Natural consequences are the best teacher, so let those play out if applicable. Otherwise, try to tie any consequences to their actions. For example, “You went somewhere you weren’t supposed to, so now you have to hang out at home for two weeks.” You can also have your teenager weigh in on what they think the consequences should be. They may be harder on themselves than you think they will be.
4. Refuse to focus on what others (friends, family members) are going to say about the situation.
Whatever happened is only between you, your child, and any other person that was directly involved. Otherwise, unless you seek a trusted person’s wise counsel, no one else has the right to speak into the situation.
5. Talk to God about your disappointment.
Your mama’s heart hurts. The path your child went down is not one you wanted for them. Go to God for comfort and refuge.
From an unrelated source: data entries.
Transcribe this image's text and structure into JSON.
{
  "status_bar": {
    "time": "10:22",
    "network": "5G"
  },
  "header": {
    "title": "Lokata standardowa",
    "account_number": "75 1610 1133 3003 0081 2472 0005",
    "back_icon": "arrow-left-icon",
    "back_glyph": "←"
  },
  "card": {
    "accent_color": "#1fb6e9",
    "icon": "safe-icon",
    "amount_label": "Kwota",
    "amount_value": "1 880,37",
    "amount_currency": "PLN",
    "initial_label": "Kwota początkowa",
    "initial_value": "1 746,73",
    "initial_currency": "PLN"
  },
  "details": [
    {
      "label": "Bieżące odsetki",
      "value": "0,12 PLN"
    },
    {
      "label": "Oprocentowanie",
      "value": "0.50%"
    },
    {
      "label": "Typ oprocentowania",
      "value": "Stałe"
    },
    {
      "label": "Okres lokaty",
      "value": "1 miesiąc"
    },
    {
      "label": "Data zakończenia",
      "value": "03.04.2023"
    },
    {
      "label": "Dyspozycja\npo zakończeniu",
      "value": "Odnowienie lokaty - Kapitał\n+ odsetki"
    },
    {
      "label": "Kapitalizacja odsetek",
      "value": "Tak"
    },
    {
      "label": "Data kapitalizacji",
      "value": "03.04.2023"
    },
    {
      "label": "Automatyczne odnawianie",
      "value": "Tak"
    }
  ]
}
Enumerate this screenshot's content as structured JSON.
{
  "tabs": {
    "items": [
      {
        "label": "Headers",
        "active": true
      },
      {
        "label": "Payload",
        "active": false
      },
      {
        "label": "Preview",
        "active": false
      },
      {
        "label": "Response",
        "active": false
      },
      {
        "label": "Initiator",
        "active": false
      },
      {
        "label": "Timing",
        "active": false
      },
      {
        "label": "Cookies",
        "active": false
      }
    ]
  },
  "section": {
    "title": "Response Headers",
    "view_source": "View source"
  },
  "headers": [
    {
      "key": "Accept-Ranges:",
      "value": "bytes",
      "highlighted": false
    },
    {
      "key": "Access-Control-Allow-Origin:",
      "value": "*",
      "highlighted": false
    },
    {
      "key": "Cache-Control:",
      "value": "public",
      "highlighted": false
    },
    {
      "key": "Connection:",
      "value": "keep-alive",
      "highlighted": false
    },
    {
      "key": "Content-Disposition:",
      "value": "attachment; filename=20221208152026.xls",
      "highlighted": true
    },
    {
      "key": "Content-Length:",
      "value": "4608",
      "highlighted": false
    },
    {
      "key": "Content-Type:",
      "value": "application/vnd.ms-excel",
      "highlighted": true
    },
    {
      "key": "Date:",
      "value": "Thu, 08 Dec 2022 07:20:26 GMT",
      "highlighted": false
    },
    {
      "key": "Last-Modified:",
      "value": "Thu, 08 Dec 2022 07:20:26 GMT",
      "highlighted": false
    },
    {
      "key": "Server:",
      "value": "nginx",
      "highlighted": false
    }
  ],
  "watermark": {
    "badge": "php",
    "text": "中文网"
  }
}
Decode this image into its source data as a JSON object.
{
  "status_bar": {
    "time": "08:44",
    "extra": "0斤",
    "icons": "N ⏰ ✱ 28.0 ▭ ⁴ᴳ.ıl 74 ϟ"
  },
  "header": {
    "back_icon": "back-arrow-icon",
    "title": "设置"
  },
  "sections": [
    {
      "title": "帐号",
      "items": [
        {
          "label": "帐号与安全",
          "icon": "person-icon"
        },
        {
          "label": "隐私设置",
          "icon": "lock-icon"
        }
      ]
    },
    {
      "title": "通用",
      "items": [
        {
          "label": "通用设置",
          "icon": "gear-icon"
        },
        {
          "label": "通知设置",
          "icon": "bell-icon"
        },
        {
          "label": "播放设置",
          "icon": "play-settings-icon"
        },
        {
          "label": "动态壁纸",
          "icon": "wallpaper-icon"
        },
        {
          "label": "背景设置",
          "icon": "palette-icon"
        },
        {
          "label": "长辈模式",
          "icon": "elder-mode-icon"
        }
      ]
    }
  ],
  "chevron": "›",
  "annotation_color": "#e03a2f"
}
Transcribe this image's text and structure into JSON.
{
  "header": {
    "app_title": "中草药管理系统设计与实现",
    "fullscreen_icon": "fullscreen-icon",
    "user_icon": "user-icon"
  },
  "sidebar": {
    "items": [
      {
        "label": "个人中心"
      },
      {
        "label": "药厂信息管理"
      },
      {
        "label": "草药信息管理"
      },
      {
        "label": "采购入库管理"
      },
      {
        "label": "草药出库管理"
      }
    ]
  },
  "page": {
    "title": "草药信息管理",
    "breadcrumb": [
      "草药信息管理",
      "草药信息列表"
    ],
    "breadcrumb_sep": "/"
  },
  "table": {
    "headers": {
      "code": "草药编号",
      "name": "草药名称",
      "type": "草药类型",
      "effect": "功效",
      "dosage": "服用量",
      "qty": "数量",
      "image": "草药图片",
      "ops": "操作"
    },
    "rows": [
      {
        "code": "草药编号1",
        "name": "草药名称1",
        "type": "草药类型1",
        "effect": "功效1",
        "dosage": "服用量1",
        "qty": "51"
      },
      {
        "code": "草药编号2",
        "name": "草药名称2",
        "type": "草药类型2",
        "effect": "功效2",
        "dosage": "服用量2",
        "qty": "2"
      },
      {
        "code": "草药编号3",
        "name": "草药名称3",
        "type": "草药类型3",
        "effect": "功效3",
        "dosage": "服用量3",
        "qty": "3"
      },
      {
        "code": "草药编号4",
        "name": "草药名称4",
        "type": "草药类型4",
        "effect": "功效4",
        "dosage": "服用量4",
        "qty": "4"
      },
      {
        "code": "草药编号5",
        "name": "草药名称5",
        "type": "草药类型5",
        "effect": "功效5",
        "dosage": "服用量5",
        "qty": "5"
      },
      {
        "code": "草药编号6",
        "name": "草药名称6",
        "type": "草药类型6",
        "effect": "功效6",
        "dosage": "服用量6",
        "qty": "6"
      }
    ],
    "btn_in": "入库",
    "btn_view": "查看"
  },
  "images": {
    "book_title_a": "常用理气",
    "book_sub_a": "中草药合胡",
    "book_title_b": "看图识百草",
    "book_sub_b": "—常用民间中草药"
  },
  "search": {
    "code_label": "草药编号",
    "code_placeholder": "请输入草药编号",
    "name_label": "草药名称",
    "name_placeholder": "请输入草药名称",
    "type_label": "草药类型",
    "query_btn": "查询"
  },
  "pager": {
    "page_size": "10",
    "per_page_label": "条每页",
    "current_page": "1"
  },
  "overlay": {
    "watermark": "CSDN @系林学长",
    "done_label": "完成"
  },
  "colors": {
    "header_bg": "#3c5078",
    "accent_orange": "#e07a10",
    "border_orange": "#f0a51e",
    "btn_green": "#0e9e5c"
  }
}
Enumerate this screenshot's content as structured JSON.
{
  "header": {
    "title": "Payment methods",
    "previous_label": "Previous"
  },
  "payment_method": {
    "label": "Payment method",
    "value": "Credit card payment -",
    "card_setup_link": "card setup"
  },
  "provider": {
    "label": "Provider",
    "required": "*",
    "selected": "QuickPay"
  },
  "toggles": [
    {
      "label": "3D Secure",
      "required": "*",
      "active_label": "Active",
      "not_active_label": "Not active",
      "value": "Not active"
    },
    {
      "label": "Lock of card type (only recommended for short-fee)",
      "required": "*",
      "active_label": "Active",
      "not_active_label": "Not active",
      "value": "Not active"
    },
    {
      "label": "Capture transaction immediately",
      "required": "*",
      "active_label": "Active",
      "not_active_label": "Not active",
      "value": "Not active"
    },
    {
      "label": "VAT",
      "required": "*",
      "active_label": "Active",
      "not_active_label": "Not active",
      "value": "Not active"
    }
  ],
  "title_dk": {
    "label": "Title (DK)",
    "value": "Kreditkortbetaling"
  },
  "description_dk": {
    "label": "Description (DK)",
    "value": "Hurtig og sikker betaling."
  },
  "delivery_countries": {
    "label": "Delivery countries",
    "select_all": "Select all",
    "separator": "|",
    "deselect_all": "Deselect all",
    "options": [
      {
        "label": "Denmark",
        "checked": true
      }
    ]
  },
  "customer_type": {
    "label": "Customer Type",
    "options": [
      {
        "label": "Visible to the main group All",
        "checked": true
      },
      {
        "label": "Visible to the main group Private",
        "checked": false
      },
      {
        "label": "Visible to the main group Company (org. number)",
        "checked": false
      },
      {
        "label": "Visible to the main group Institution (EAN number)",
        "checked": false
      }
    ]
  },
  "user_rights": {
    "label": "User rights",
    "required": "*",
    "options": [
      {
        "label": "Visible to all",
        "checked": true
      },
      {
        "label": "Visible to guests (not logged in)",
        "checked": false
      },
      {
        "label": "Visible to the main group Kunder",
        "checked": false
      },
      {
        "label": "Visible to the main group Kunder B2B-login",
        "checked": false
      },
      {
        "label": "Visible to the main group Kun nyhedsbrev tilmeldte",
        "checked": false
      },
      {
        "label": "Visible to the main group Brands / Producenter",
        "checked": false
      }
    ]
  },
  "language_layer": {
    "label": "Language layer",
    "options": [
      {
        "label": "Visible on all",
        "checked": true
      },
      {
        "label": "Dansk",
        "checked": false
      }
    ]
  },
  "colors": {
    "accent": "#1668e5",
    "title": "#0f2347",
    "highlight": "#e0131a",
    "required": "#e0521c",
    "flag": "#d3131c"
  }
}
And pray for your teenager, that they will learn from this and that God will use it to mature them.
6. Leave it in the past and refuse to bring it up again.
Once consequences, if necessary, have been given, it’s over. Don’t rehash it the next time they do something wrong. What’s done is done, so move on.
7. Don’t blame yourself for your child’s poor decision.
They made their choice and they’ll have to live with it. Should you do an honest evaluation to see if you might handle something differently in the future? Sure. But what they decided to do is not your fault, so lose the guilt.
It’s probably safe to say that every teenager disappoints their parents some time, whether in a small way or a more notable one. But we’d all admit that we’re not perfect parents either! If our teens can learn from their mistakes today, they can be better prepared for the future. Let’s ask God to give us wisdom to handle these situations and seek to maintain a loving relationship with our children throughout the teenage years.